Words: Lungisa Mnqwazi

Photo: Lungisa Mnqwazi

Being a single mother is twice the work, double the stress and twice the tears, but also double the hugs, love and pride. Fifty-one-year-old Nocwaka Mbeki is fighting against all odds to be the pillar of her household.

The Samora Machel resident is the sole breadwinner for her five kids, one of whom has a disability.

“When I came here (Cape Town) in 1990 I wanted to better my life, but things changed for the worse when I lost my husband in 2003. I had to take up his responsibilities and provide for our three children,” says Nocwaka.

She left her home in the Eastern Cape to seek greener pastures in the Mother City. “I remember coming here as a young girl and later met the love of my life, which made my life a living fairy tale but God decided to take him,” she says.

Her life is not easy at all; she can’t afford to complete the construction of her house due to financial difficulties.

“My husband was my pillar of strength. I feel the void without him, because the house would have been completed a long time ago if he was still here,” she says.

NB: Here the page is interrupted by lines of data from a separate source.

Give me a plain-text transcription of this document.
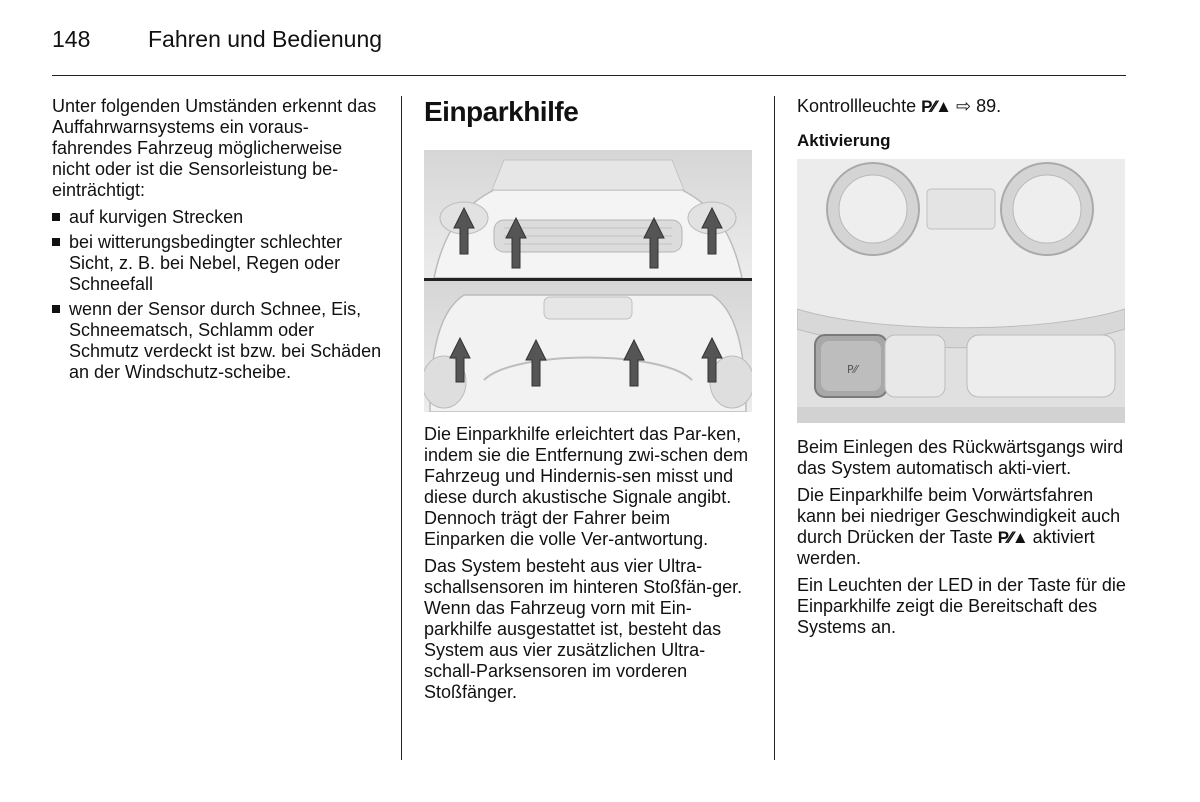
148	Fahren und Bedienung

Unter folgenden Umständen erkennt das Auffahrwarnsystems ein voraus-fahrendes Fahrzeug möglicherweise nicht oder ist die Sensorleistung be-einträchtigt:

auf kurvigen Strecken
bei witterungsbedingter schlechter Sicht, z. B. bei Nebel, Regen oder Schneefall
wenn der Sensor durch Schnee, Eis, Schneematsch, Schlamm oder Schmutz verdeckt ist bzw. bei Schäden an der Windschutz-scheibe.
Einparkhilfe

Die Einparkhilfe erleichtert das Par-ken, indem sie die Entfernung zwi-schen dem Fahrzeug und Hindernis-sen misst und diese durch akustische Signale angibt. Dennoch trägt der Fahrer beim Einparken die volle Ver-antwortung.

Das System besteht aus vier Ultra-schallsensoren im hinteren Stoßfän-ger. Wenn das Fahrzeug vorn mit Ein-parkhilfe ausgestattet ist, besteht das System aus vier zusätzlichen Ultra-schall-Parksensoren im vorderen Stoßfänger.

Kontrollleuchte P⁄⁄▲ ⇨ 89.

Aktivierung
P⁄⁄

Beim Einlegen des Rückwärtsgangs wird das System automatisch akti-viert.

Die Einparkhilfe beim Vorwärtsfahren kann bei niedriger Geschwindigkeit auch durch Drücken der Taste P⁄⁄▲ aktiviert werden.

Ein Leuchten der LED in der Taste für die Einparkhilfe zeigt die Bereitschaft des Systems an.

Nocwaka is taking strain in raising her disabled son who depends solely on her for assistance. “I have learnt that being a single parent is many things, but it is not failure. I am not ashamed of my situation; in fact it has made me a stronger and better person. I’ll take care of my son.

“My grandmother once said to me that there is no formula to raising children. She told me to not expect miracles, but instead to do the best I can to provide my children with a stable, safe and loving home.”

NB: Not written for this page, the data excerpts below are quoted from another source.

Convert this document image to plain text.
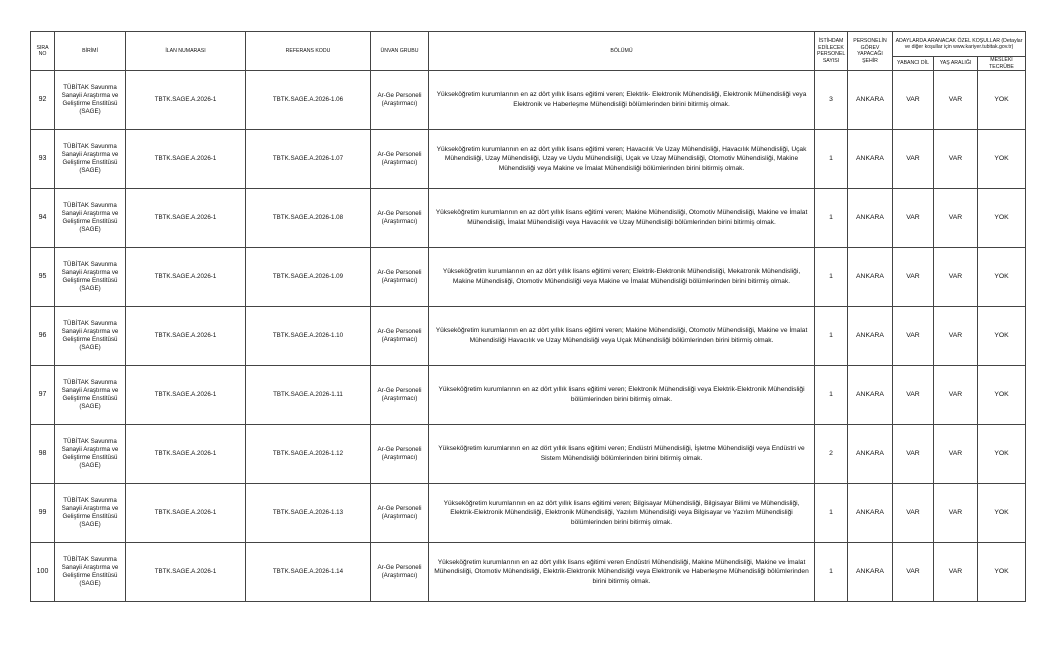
SIRA NO	BİRİMİ	İLAN NUMARASI	REFERANS KODU	ÜNVAN GRUBU	BÖLÜMÜ	İSTİHDAM EDİLECEK PERSONEL SAYISI	PERSONELİN GÖREV YAPACAĞI ŞEHİR	ADAYLARDA ARANACAK ÖZEL KOŞULLAR (Detaylar ve diğer koşullar için www.kariyer.tubitak.gov.tr)		
								YABANCI DİL	YAŞ ARALIĞI	MESLEKİ TECRÜBE
92	TÜBİTAK Savunma Sanayii Araştırma ve Geliştirme Enstitüsü (SAGE)	TBTK.SAGE.A.2026-1	TBTK.SAGE.A.2026-1.06	Ar-Ge Personeli (Araştırmacı)	Yükseköğretim kurumlarının en az dört yıllık lisans eğitimi veren; Elektrik- Elektronik Mühendisliği, Elektronik Mühendisliği veya Elektronik ve Haberleşme Mühendisliği bölümlerinden birini bitirmiş olmak.	3	ANKARA	VAR	VAR	YOK
93	TÜBİTAK Savunma Sanayii Araştırma ve Geliştirme Enstitüsü (SAGE)	TBTK.SAGE.A.2026-1	TBTK.SAGE.A.2026-1.07	Ar-Ge Personeli (Araştırmacı)	Yükseköğretim kurumlarının en az dört yıllık lisans eğitimi veren; Havacılık Ve Uzay Mühendisliği, Havacılık Mühendisliği, Uçak Mühendisliği, Uzay Mühendisliği, Uzay ve Uydu Mühendisliği, Uçak ve Uzay Mühendisliği, Otomotiv Mühendisliği, Makine Mühendisliği veya Makine ve İmalat Mühendisliği bölümlerinden birini bitirmiş olmak.	1	ANKARA	VAR	VAR	YOK
94	TÜBİTAK Savunma Sanayii Araştırma ve Geliştirme Enstitüsü (SAGE)	TBTK.SAGE.A.2026-1	TBTK.SAGE.A.2026-1.08	Ar-Ge Personeli (Araştırmacı)	Yükseköğretim kurumlarının en az dört yıllık lisans eğitimi veren; Makine Mühendisliği, Otomotiv Mühendisliği, Makine ve İmalat Mühendisliği, İmalat Mühendisliği veya Havacılık ve Uzay Mühendisliği bölümlerinden birini bitirmiş olmak.	1	ANKARA	VAR	VAR	YOK
95	TÜBİTAK Savunma Sanayii Araştırma ve Geliştirme Enstitüsü (SAGE)	TBTK.SAGE.A.2026-1	TBTK.SAGE.A.2026-1.09	Ar-Ge Personeli (Araştırmacı)	Yükseköğretim kurumlarının en az dört yıllık lisans eğitimi veren; Elektrik-Elektronik Mühendisliği, Mekatronik Mühendisliği, Makine Mühendisliği, Otomotiv Mühendisliği veya Makine ve İmalat Mühendisliği bölümlerinden birini bitirmiş olmak.	1	ANKARA	VAR	VAR	YOK
96	TÜBİTAK Savunma Sanayii Araştırma ve Geliştirme Enstitüsü (SAGE)	TBTK.SAGE.A.2026-1	TBTK.SAGE.A.2026-1.10	Ar-Ge Personeli (Araştırmacı)	Yükseköğretim kurumlarının en az dört yıllık lisans eğitimi veren; Makine Mühendisliği, Otomotiv Mühendisliği, Makine ve İmalat Mühendisliği Havacılık ve Uzay Mühendisliği veya Uçak Mühendisliği bölümlerinden birini bitirmiş olmak.	1	ANKARA	VAR	VAR	YOK
97	TÜBİTAK Savunma Sanayii Araştırma ve Geliştirme Enstitüsü (SAGE)	TBTK.SAGE.A.2026-1	TBTK.SAGE.A.2026-1.11	Ar-Ge Personeli (Araştırmacı)	Yükseköğretim kurumlarının en az dört yıllık lisans eğitimi veren; Elektronik Mühendisliği veya Elektrik-Elektronik Mühendisliği bölümlerinden birini bitirmiş olmak.	1	ANKARA	VAR	VAR	YOK
98	TÜBİTAK Savunma Sanayii Araştırma ve Geliştirme Enstitüsü (SAGE)	TBTK.SAGE.A.2026-1	TBTK.SAGE.A.2026-1.12	Ar-Ge Personeli (Araştırmacı)	Yükseköğretim kurumlarının en az dört yıllık lisans eğitimi veren; Endüstri Mühendisliği, İşletme Mühendisliği veya Endüstri ve Sistem Mühendisliği bölümlerinden birini bitirmiş olmak.	2	ANKARA	VAR	VAR	YOK
99	TÜBİTAK Savunma Sanayii Araştırma ve Geliştirme Enstitüsü (SAGE)	TBTK.SAGE.A.2026-1	TBTK.SAGE.A.2026-1.13	Ar-Ge Personeli (Araştırmacı)	Yükseköğretim kurumlarının en az dört yıllık lisans eğitimi veren; Bilgisayar Mühendisliği, Bilgisayar Bilimi ve Mühendisliği, Elektrik-Elektronik Mühendisliği, Elektronik Mühendisliği, Yazılım Mühendisliği veya Bilgisayar ve Yazılım Mühendisliği bölümlerinden birini bitirmiş olmak.	1	ANKARA	VAR	VAR	YOK
100	TÜBİTAK Savunma Sanayii Araştırma ve Geliştirme Enstitüsü (SAGE)	TBTK.SAGE.A.2026-1	TBTK.SAGE.A.2026-1.14	Ar-Ge Personeli (Araştırmacı)	Yükseköğretim kurumlarının en az dört yıllık lisans eğitimi veren Endüstri Mühendisliği, Makine Mühendisliği, Makine ve İmalat Mühendisliği, Otomotiv Mühendisliği, Elektrik-Elektronik Mühendisliği veya Elektronik ve Haberleşme Mühendisliği bölümlerinden birini bitirmiş olmak.	1	ANKARA	VAR	VAR	YOK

Prior to selling The Big Issue, Nocwaka sold vegetables from her house. “I decided to leave that, because I was not making money anymore and more stores were selling vegetables at cheaper prices.

“A friend of mine introduced me to the magazine, because she could see how I was struggling. I depended on my kids’ social and disability grants to make a living. But since I started selling the magazine in 2008, a lot has changed in terms of providing for my family.

“My daughter has a diploma in business management and has been struggling to find employment. My dream is to see her working, because that would mean we have an extra income at home,” Nocwaka concludes.